REVENUE ASSURANCE AND SOX
Companies listed at the stock exchange are obligated to international and statuary regulations covering billing accuracy, network and service availability, customer relationship management, privacy of customer data, revenue booking and recognition or settlement between companies.
The Sarbanes Oxley Act of 2002 (SOX, [4]) is considered the most significant regulation with respect to its immense regulation catalogue .
RA relevant sections of these regulations are the demand of Accuracy of Financial Statements (Section 302) and the demand of Internal Controls (Section 404).
These sections describe following obligations:
- Designing, Establishing and Maintaining the Disclosure Controls
- Evaluating the effectiveness of Disclosure Controls
- Presenting Conclusions
- Fraud, Deficiencies and Significant changes in the Disclosure Controls should be disclosed
- Management accepts responsibility for establishing and maintaining Internal Controls
- Management is responsible for assessing the effectiveness of Internal Controls
- External Auditor attests management’s assessment of Internal Control
While SOX compliance requirements are key‐drivers for data quality and risk management initiatives, RA ensures data integrity for financial reporting, detects leakages at system integration points and provides evidence for internal control evaluation and documentation
There are many definitions of data quality. One definition of data quality is fitness for use. Dimensions of data quality like accuracy, correctness, completeness and relevance are also defined.
In practice, especially in times of growing data volumes and more and more complex business processes using data quality methods becomes a more and more important and challenging issue. Revenue assurance and SOX compliance raises the priority and necessity of the use of data quality methods.
To aim the goal of high data quality in respect to revenue assurance, a set of quality criteria has to be defined, considering the accuracy, correctness, completeness, relevance and consistency of the data.
For finding revenue leakage, the process flow of the data, beginning with entering in the front‐end system up to invoicing in the billing system, has to be considered. The question of existence of a realized or sold product, which is not at all or not correctly billed to the customer, has to be answered. This is done by extraction of the data of all involved systems and by evaluating the quality criteria of the data in all different systems, considering both, quantification issues and analysis for finding the causes of the problem.

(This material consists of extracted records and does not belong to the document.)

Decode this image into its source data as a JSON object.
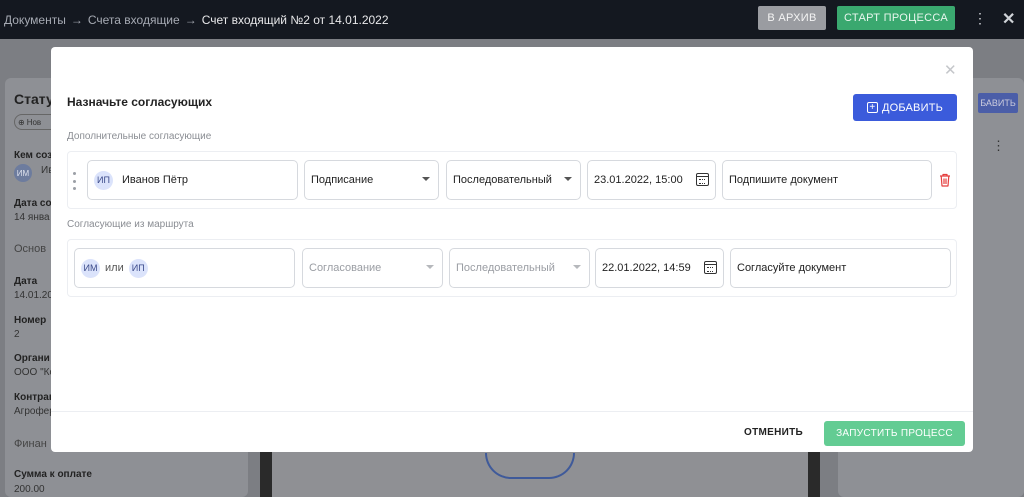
{
  "header": {
    "breadcrumbs": [
      "Документы",
      "Счета входящие",
      "Счет входящий №2 от 14.01.2022"
    ],
    "arrow": "→",
    "archive_label": "В АРХИВ",
    "start_label": "СТАРТ ПРОЦЕССА",
    "more_glyph": "⋮",
    "close_glyph": "✕"
  },
  "left_panel": {
    "title": "Стату",
    "new_button": "Нов",
    "created_by_label": "Кем соз",
    "created_by_avatar": "ИМ",
    "created_by_value": "Ив",
    "date_created_label": "Дата со",
    "date_created_value": "14 янва",
    "section_main": "Основ",
    "date_label": "Дата",
    "date_value": "14.01.20",
    "number_label": "Номер",
    "number_value": "2",
    "org_label": "Органи",
    "org_value": "ООО \"Ко",
    "counterparty_label": "Контраг",
    "counterparty_value": "Агрофер",
    "section_finance": "Финан",
    "amount_label": "Сумма к оплате",
    "amount_value": "200.00"
  },
  "right_panel": {
    "add_button": "БАВИТЬ",
    "more_glyph": "⋮"
  },
  "modal": {
    "close_glyph": "✕",
    "title": "Назначьте согласующих",
    "add_button_label": "ДОБАВИТЬ",
    "add_button_icon": "plus-square-icon",
    "section_additional": "Дополнительные согласующие",
    "section_route": "Согласующие из маршрута",
    "additional_rows": [
      {
        "approver_initials": "ИП",
        "approver_name": "Иванов Пётр",
        "action": "Подписание",
        "order": "Последовательный",
        "deadline": "23.01.2022, 15:00",
        "comment": "Подпишите документ"
      }
    ],
    "route_rows": [
      {
        "approver_initials_1": "ИМ",
        "or_word": "или",
        "approver_initials_2": "ИП",
        "action": "Согласование",
        "order": "Последовательный",
        "deadline": "22.01.2022, 14:59",
        "comment": "Согласуйте документ"
      }
    ],
    "cancel_label": "ОТМЕНИТЬ",
    "run_label": "ЗАПУСТИТЬ ПРОЦЕСС",
    "colors": {
      "primary": "#3b5bdb",
      "success": "#63cc93",
      "danger": "#e53e3e"
    }
  }
}
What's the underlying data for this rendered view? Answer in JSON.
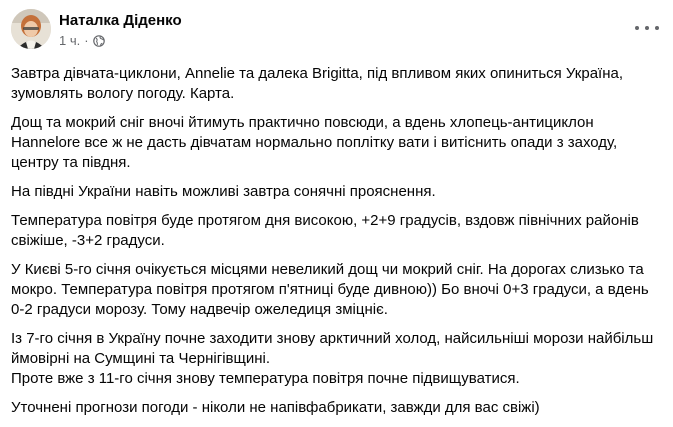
{
  "post": {
    "author": "Наталка Діденко",
    "time": "1 ч.",
    "dot": "·",
    "audience_icon": "globe-icon",
    "more_icon": "more-options-icon",
    "paragraphs": [
      {
        "lines": [
          "Завтра дівчата-циклони, Annelie та далека Brigitta, під впливом яких опиниться Україна,",
          "зумовлять вологу погоду. Карта."
        ]
      },
      {
        "lines": [
          "Дощ та мокрий сніг вночі йтимуть практично повсюди, а вдень хлопець-антициклон",
          "Hannelore все ж не дасть дівчатам нормально поплітку вати і витіснить опади з заходу,",
          "центру та півдня."
        ]
      },
      {
        "lines": [
          "На півдні України навіть можливі завтра сонячні прояснення."
        ]
      },
      {
        "lines": [
          "Температура повітря буде протягом дня високою, +2+9 градусів, вздовж північних районів",
          "свіжіше, -3+2 градуси."
        ]
      },
      {
        "lines": [
          "У Києві 5-го січня очікується місцями невеликий дощ чи мокрий сніг. На дорогах слизько та",
          "мокро. Температура повітря протягом п'ятниці буде дивною)) Бо вночі 0+3 градуси, а вдень",
          "0-2 градуси морозу. Тому надвечір ожеледиця зміцніє."
        ]
      },
      {
        "lines": [
          "Із 7-го січня в Україну почне заходити знову арктичний холод, найсильніші морози найбільш",
          "ймовірні на Сумщині та Чернігівщині.",
          "Проте вже з 11-го  січня знову температура повітря почне підвищуватися."
        ]
      },
      {
        "lines": [
          "Уточнені прогнози погоди - ніколи не напівфабрикати, завжди для вас свіжі)"
        ]
      }
    ]
  }
}
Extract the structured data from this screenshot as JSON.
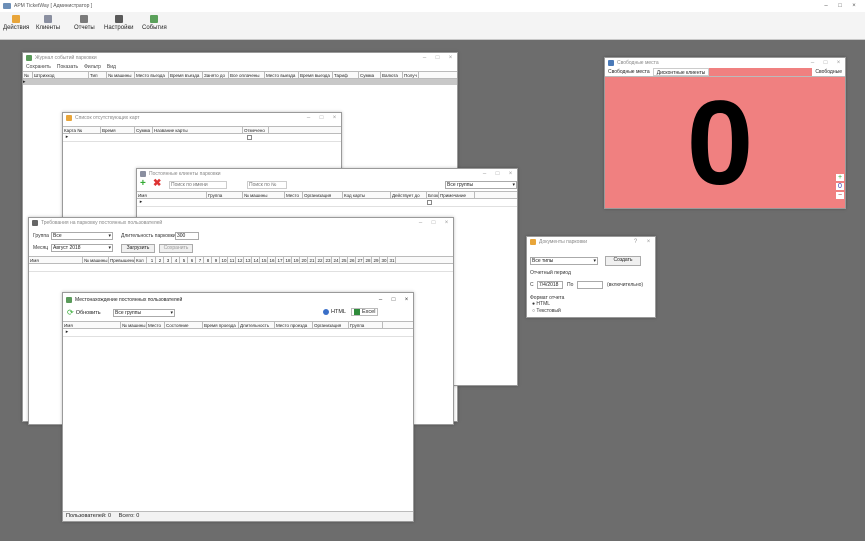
{
  "app": {
    "title": "АРМ TicketWay [ Администратор ]",
    "toolbar": [
      {
        "label": "Действия",
        "icon": "actions-icon"
      },
      {
        "label": "Клиенты",
        "icon": "clients-icon"
      },
      {
        "label": "Отчеты",
        "icon": "reports-icon"
      },
      {
        "label": "Настройки",
        "icon": "settings-icon"
      },
      {
        "label": "События",
        "icon": "events-icon"
      }
    ]
  },
  "journal": {
    "title": "Журнал событий парковки",
    "menu": [
      "Сохранить",
      "Показать",
      "Фильтр",
      "Вид"
    ],
    "columns": [
      "№",
      "Штрихкод",
      "Тип",
      "№ машины",
      "Место въезда",
      "Время въезда",
      "Занято до",
      "Все оплачены",
      "Место выезда",
      "Время выезда",
      "Тариф",
      "Сумма",
      "Валюта",
      "Получ"
    ]
  },
  "free_places": {
    "title": "Свободные места",
    "tabs": [
      "Свободные места",
      "Дисконтные клиенты"
    ],
    "right_tab": "Свободные",
    "count": "0",
    "accent": "#f08080"
  },
  "absent_cards": {
    "title": "Список отсутствующих карт",
    "columns": [
      "Карта №",
      "Время",
      "Сумма",
      "Название карты",
      "Отмечено"
    ]
  },
  "permanent_clients": {
    "title": "Постоянные клиенты парковки",
    "search_placeholder": "Поиск по имени",
    "search2_placeholder": "Поиск по №",
    "group_value": "Все группы",
    "columns": [
      "Имя",
      "Группа",
      "№ машины",
      "Место",
      "Организация",
      "Код карты",
      "Действует до",
      "Блок",
      "Примечание"
    ]
  },
  "violations": {
    "title": "Требования на парковку постоянных пользователей",
    "group_label": "Группа",
    "group_value": "Все",
    "month_label": "Месяц",
    "month_value": "Август 2018",
    "duration_label": "Длительность парковки",
    "duration_value": "300",
    "load_label": "Загрузить",
    "save_label": "Сохранить",
    "columns": [
      "Имя",
      "№ машины",
      "Превышение",
      "Кол"
    ],
    "days": [
      "1",
      "2",
      "3",
      "4",
      "5",
      "6",
      "7",
      "8",
      "9",
      "10",
      "11",
      "12",
      "13",
      "14",
      "15",
      "16",
      "17",
      "18",
      "19",
      "20",
      "21",
      "22",
      "23",
      "24",
      "25",
      "26",
      "27",
      "28",
      "29",
      "30",
      "31"
    ]
  },
  "location": {
    "title": "Местонахождение постоянных пользователей",
    "refresh_label": "Обновить",
    "group_value": "Все группы",
    "html_label": "HTML",
    "excel_label": "Excel",
    "columns": [
      "Имя",
      "№ машины",
      "Место",
      "Состояние",
      "Время проезда",
      "Длительность",
      "Место проезда",
      "Организация",
      "Группа"
    ],
    "status_total_label": "Пользователей:",
    "status_total": "0",
    "status_present_label": "Всего:",
    "status_present": "0"
  },
  "doc_report": {
    "title": "Документы парковки",
    "type_value": "Все типы",
    "create_label": "Создать",
    "period_label": "Отчетный период",
    "from_label": "С",
    "from_value": "7/4/2018",
    "to_label": "По",
    "to_note": "(включительно)",
    "format_label": "Формат отчета",
    "formats": [
      "HTML",
      "Текстовый"
    ]
  }
}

RA distinguishes two kinds of miss‐billing: underbilling and overbilling
UNDERBILLING
In this case, the customer orders a special product, the product gets provisioned and the customer can use the product, but the bill does not invoice that product. In some cases the customer pays a different cheaper product and in some cases the customer pays no product of that type at all. For the company, revenue loss happens in any of these cases.
OVERBILLING
The other way occurs less often than underbilling. Overbilling defines the case where the customer gets billed too much. The ordered and provisioned product does not appear on the bill, but perhaps another not provisioned product appears on the bill. The customer complains about overbilling more often than underbilling. For a company listed at the stock exchange, this has serious effects, since the Sarbanes‐ Oxley‐Act of 2002 (SOX) demands cleaning of overbilling.
Revenue Assurance Operational Systems Architecture
Aiming the ultimate goal of proactive revenue assurance, it is necessary to look at all revenue‐ and profit related areas of the systems architecture. Below you see the general process flow of the telco.
• From entering the customer and contract information in the CRM‐ system
• The provisioning‐ relevant data flows to the provisioning system
• The customer data gets sent to the customer system
• And the contract data moves to the asset system
• The billing system receives all necessary information from the customer, asset and provisioning system.
• In addition the billing system orders call records for every asset from the rating system
The here described systems communicate over the process using different, mostly technical keys
Defining Key Performance Indicators (KPI)
An effective and comprehensive outcome of a revenue assurance project depends essentially on the careful and complete definition of rules that measure performance. These KPI consist of both, rules intended for detecting the revenue loss and rules for finding the reasons behind the problem. Another category reflects the needs of SOX compliance. Sample list of demands by the SOX legislation applied in this section are given below A sample list of main rules and KPI’s categorized according to quantification or cause‐searching is shown in the next tables.
Sample list of demands by the SOX legislation:
• Ensure that all collected events are processed according to established filtering rules
• Ensure that duplicated records are identified, labelled and analysed.
• Ensure that customer information items stored in different internal data sources are synchronized or regularly reconciled.
• Ensure that all payments made and received for telecom services are properly allocated to customer or service partner accounts within proper period.
• Ensure that external customer information is regularly verified against internal customer information.
• Ensure that usage records are obtained from each service partner and reconciled with internal records whenever applicable to verify accuracy of service partner invoice.
• Ensure that all billable usage records from service partner are processed and billed according to the billing rules consistent with existing contracts.
• Ensure accuracy of service fees and charges classification to enable proper matching of revenues and expenses.